Tiny creatures
Australian scientists say that they have discovered the smallest form of life, apparently far smaller than any known bacterium. Called nanobes, because their size is in the realm of nanometres (or one billionth of a metre), they are 20 to 150 nanometres in length and are smaller than cells.
Scientists at the University of Queensland in Australia discovered the tiny oddities four years ago in ancient sandstones retrieved from an oil drilling site some five kilometres below the Western Australian seabed. Made public for the first time in late 1998, the fuzzy tangles of filaments resembling fungi appear to reproduce quickly, forming dense colonies of tendrils. Laboratory analysis found signs of deoxyribonucleic acid ( dna ), the master molecule of heredity and life.
"Our recent work provides further evidence that the tangles are, in fact, alive," said Philippa J R Uwins, a scientist at the University of Queensland's centre for Microscopy and Microanalysis, who led the research.

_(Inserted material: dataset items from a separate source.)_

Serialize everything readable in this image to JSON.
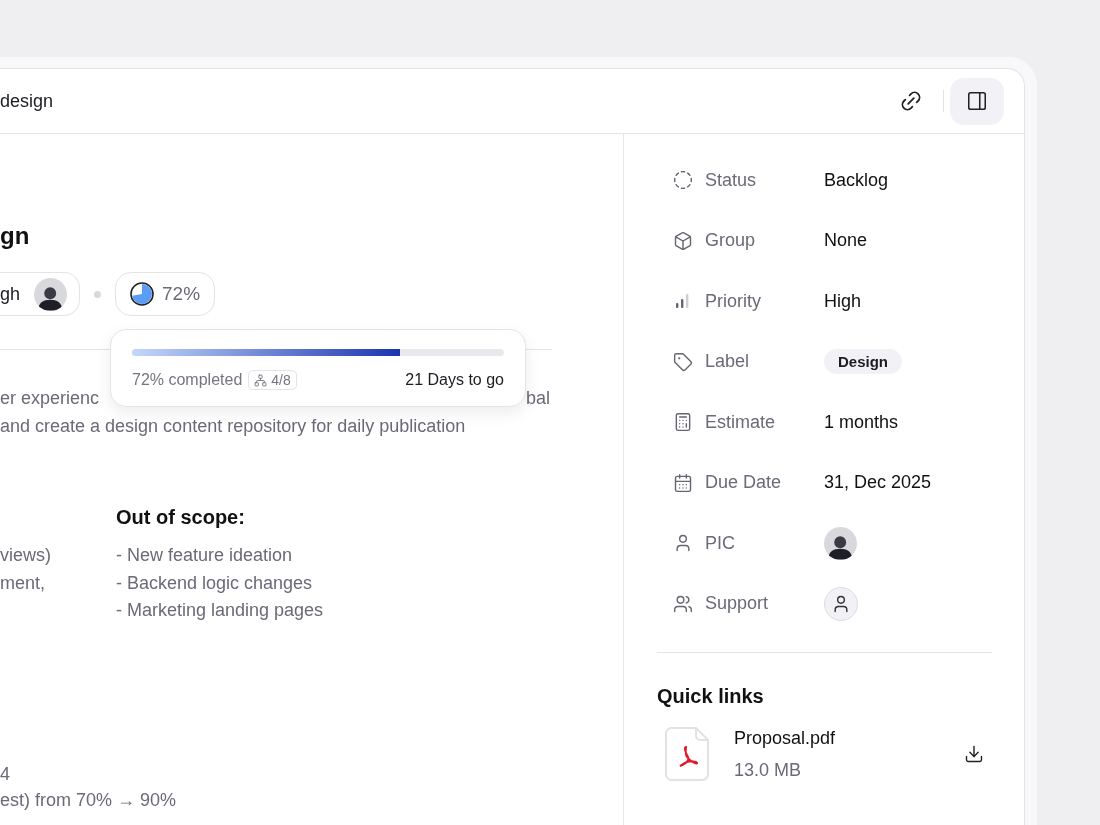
{
  "header": {
    "title": "design"
  },
  "task": {
    "title": "gn",
    "assignee_chip": {
      "label": "gh"
    },
    "progress_chip": {
      "label": "72%"
    }
  },
  "progress_popover": {
    "level": 0.72,
    "completed": "72% completed",
    "subtasks": "4/8",
    "due": "21 Days to go"
  },
  "description": {
    "line_1_start": "er experienc",
    "line_1_end": "bal",
    "line_2": "and create a design content repository for daily publication"
  },
  "scope": {
    "column_1_items": [
      "views)",
      "ment,"
    ],
    "out_of_scope": {
      "title": "Out of scope:",
      "items": [
        "- New feature ideation",
        "- Backend logic changes",
        "- Marketing landing pages"
      ]
    }
  },
  "goals": {
    "lines": [
      "4",
      "est) from 70% → 90%"
    ]
  },
  "properties": [
    {
      "kind": "text",
      "label": "Status",
      "value": "Backlog"
    },
    {
      "kind": "text",
      "label": "Group",
      "value": "None"
    },
    {
      "kind": "text",
      "label": "Priority",
      "value": "High"
    },
    {
      "kind": "tag",
      "label": "Label",
      "value": "Design"
    },
    {
      "kind": "text",
      "label": "Estimate",
      "value": "1 months"
    },
    {
      "kind": "text",
      "label": "Due Date",
      "value": "31, Dec 2025"
    },
    {
      "kind": "avatar",
      "label": "PIC"
    },
    {
      "kind": "empty-avatar",
      "label": "Support"
    }
  ],
  "quick_links": {
    "title": "Quick links",
    "files": [
      {
        "name": "Proposal.pdf",
        "size": "13.0 MB"
      }
    ]
  }
}
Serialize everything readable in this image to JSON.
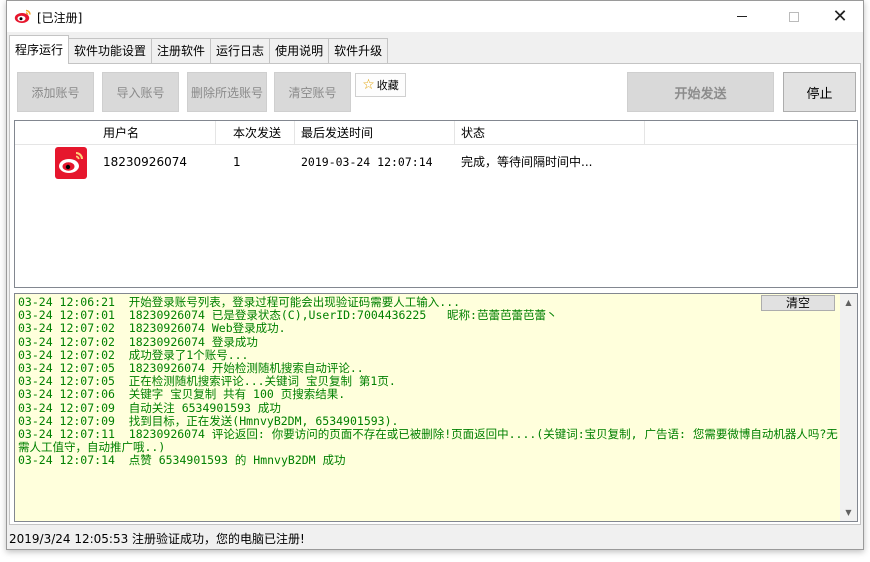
{
  "window": {
    "title": "[已注册]",
    "buttons": {
      "minimize": "minimize-icon",
      "maximize": "maximize-icon",
      "close": "close-icon"
    }
  },
  "tabs": [
    {
      "label": "程序运行",
      "active": true
    },
    {
      "label": "软件功能设置",
      "active": false
    },
    {
      "label": "注册软件",
      "active": false
    },
    {
      "label": "运行日志",
      "active": false
    },
    {
      "label": "使用说明",
      "active": false
    },
    {
      "label": "软件升级",
      "active": false
    }
  ],
  "toolbar": {
    "add_account": "添加账号",
    "import_account": "导入账号",
    "delete_selected": "删除所选账号",
    "clear_accounts": "清空账号",
    "favorite": "收藏",
    "start_send": "开始发送",
    "stop": "停止"
  },
  "account_list": {
    "columns": [
      "用户名",
      "本次发送",
      "最后发送时间",
      "状态"
    ],
    "rows": [
      {
        "icon": "weibo-icon",
        "username": "18230926074",
        "sent": "1",
        "last_time": "2019-03-24 12:07:14",
        "status": "完成，等待间隔时间中..."
      }
    ]
  },
  "log": {
    "clear_label": "清空",
    "lines": [
      "03-24 12:06:21  开始登录账号列表，登录过程可能会出现验证码需要人工输入...",
      "03-24 12:07:01  18230926074 已是登录状态(C),UserID:7004436225   昵称:芭蕾芭蕾芭蕾丶",
      "03-24 12:07:02  18230926074 Web登录成功.",
      "03-24 12:07:02  18230926074 登录成功",
      "03-24 12:07:02  成功登录了1个账号...",
      "03-24 12:07:05  18230926074 开始检测随机搜索自动评论..",
      "03-24 12:07:05  正在检测随机搜索评论...关键词 宝贝复制 第1页.",
      "03-24 12:07:06  关键字 宝贝复制 共有 100 页搜索结果.",
      "03-24 12:07:09  自动关注 6534901593 成功",
      "03-24 12:07:09  找到目标，正在发送(HmnvyB2DM, 6534901593).",
      "03-24 12:07:11  18230926074 评论返回: 你要访问的页面不存在或已被删除!页面返回中....(关键词:宝贝复制, 广告语: 您需要微博自动机器人吗?无需人工值守，自动推广哦..)",
      "03-24 12:07:14  点赞 6534901593 的 HmnvyB2DM 成功"
    ]
  },
  "status_bar": "2019/3/24 12:05:53  注册验证成功，您的电脑已注册!"
}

So far, the main findings are that the colonies grow spontaneously, contain dna , are rich in biological elements like carbon, oxygen and nitrogen, and when cut in two show distinct outer and inner layers, including a possible nuclear area that holds dna .
But some experts remain sceptical. Norman R Pace, a microbiologist at the University of Colorado says that the nanobes were highly unlikely to be alive. "Their lower size limit of 20 nanometres is about the width of 10 dna molecules, making them too small to support all the other needed cellular machinery," he says.